Je l'ai découvert un jour en écoutant la radio: la conservatrice Lucienne Peiry présentait l'exposition "Écritures en délire", au Musée de l'art brut de Lausanne, au printemps 2004. Elle a cité le cas de Jeannot. J'ai attrapé quelques mots au vol: un type qui creuse un plancher, une mère morte enterrée sous le dit plancher. Et ça a fait tilt. J'ai été alerté très fortement, cette anecdote m'a complètement allumé. Le lendemain, je suis parti voir le plancher. J'ai alors eu plus de détails sur l'événement.
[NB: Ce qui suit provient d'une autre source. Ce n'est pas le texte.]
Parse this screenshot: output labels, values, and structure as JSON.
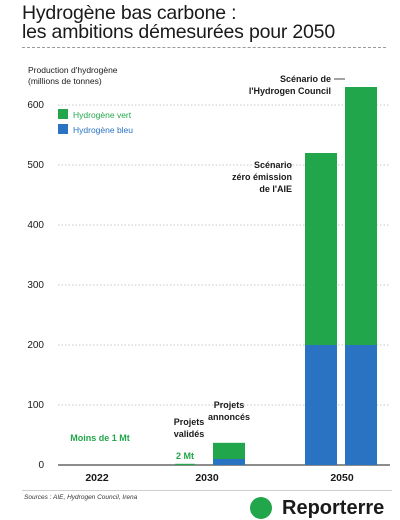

Vous ne trouvez pas très paradoxal d'écrire une pièce de théâtre, soit de créer un objet destiné à un public, au lieu de la parole par excellence, à partir d'une œuvre d'art brut, d'une écriture pour soi qui n'est adressée à personne? D'ailleurs ce qui frappe c'est que votre histoire part des mots entendus à la radio, et pas tellement du plancher vu au musée.
Justement: le plancher existe, il est visible; quant au fait divers, il a été répertorié et analysé, mais ce qui manque, ce qui n'existe pas et pour cause qui n'existe plus, ce sont les mots que s'échangeaient ces gens-là. Qu'est-ce qu'ils se disent? Se parlent-ils? Ça, personne ne l'explique. Libre à moi de l'imaginer. C'est de là qu'est parti mon travail d'écriture. Et ça a été comme une espèce de grâce.
C'est assez exceptionnel pour un auteur d'écrire un texte et de le voir quasi immédiatement choisi et monté par un metteur en scène. Quel lien de travail entretenez-vous avec Philippe Sireuil?
Un lien privilégié et fécond. D’abord, parce que Philippe Sireuil est un excellent lecteur. En discutant avec lui, on a véritablement amélioré le texte. Par exemple, la mère n’était pas présente dans la première version. Un jour, il m’a dit : Et si la mère apparaissait ? A priori, ça me semblait inconcevable. J'aimais bien le réalisme de la pièce. Et puis finalement, c'est vrai, on est au théâtre! Il importe peu que ce soit vrai, pourvu que ce soit vraisemblable.
C'est de toute façon un réalisme assez exotique. Ils sont sacrément tordus vos personnages!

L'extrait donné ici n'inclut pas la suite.